Un très court répit pour les salariés de la Ligue de l'Enseignement 31

Le plan social a été validé et la période d'observation de l'association qui gère 24 centres de loisirs pour le compte de la ville de Toulouse a été prorogée jusqu'au 30 avril. 

Le 21 mars dernier, la Dirrecte avait rejeté le plan social de la direction de la ligue de l'enseignement 31. Celle-ci avait alors 3 jours pour convoquer un nouveau comité d'entreprise. Il s'est tenu le 24 mars et elle a présenté un nouveau plan. Il prévoit le même nombre de licenciements (37), reporte le transfert de ses activités au 30 avril prochain et augmente les mesures d'accompagnement des salariés licenciés.

"Sur le fonds, il n'y a pas grand chose de différent", selon Franck Jenny, délégué syndical CGT qui précise que le CE a rendu un avis négatif. "Depuis, nous étions suspendus à la décision de la Dirrecte qui avait 3 jours pour l'homologuer ou non". C'est chose faite ce mardi soir. L'inspection du travail à validé ce nouveau plan social. Les salariés ont décidé de contester cette homologation devant le Tribunal administratif.

Ils espèrent aussi beaucoup de la table ronde en Prefecture qu'ils réclament depuis des semaines.
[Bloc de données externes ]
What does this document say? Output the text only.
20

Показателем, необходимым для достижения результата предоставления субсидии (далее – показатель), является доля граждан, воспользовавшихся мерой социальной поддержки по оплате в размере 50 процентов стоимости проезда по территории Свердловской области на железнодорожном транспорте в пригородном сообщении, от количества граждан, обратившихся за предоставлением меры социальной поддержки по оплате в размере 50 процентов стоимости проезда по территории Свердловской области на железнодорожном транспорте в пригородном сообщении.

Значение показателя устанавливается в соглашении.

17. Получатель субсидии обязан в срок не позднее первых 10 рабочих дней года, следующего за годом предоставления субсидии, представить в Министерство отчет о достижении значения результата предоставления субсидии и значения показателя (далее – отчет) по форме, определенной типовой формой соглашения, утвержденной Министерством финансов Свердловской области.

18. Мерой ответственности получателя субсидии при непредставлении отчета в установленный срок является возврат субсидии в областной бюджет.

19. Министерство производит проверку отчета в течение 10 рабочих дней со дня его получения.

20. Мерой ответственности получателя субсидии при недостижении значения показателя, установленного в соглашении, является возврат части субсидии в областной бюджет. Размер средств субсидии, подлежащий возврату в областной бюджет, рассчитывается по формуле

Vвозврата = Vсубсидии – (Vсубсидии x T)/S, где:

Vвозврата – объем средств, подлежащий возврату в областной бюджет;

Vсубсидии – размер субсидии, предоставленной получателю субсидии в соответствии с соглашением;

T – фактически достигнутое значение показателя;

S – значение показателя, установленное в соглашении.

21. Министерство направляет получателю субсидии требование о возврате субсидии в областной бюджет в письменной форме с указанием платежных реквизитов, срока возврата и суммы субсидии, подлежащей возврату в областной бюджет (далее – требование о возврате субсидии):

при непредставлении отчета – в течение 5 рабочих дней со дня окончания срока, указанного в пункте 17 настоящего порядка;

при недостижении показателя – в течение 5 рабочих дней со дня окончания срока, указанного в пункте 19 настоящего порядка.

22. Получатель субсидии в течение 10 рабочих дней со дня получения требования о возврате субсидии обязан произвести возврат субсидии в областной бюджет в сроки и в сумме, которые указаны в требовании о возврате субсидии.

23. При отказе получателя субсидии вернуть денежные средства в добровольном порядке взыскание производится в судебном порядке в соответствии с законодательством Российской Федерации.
L'administrateur judiciaire et la direction de la ligue y ont enfin répondu favorablement. Elle devrait se tenir dans les prochains jours.

La Ligue de l'enseignement Haute-Garonne, en proie à de graves difficultés financières, prévoit de se séparer de son activité péri-scolaire, notamment des 24 centres de loisirs attachés à une école (CLAE) ou acceuils de loisirs (ADL) qu'elle gère pour le compte de la ville de Toulouse.

La ville estime qu'il n'y aura pas de rupture du service public et qu'un repreneur assurera l'acceuil des enfants. Mais les 250 animateurs concernés n'ont toujours pas la garantie d'être repris par le nouvel exploitant.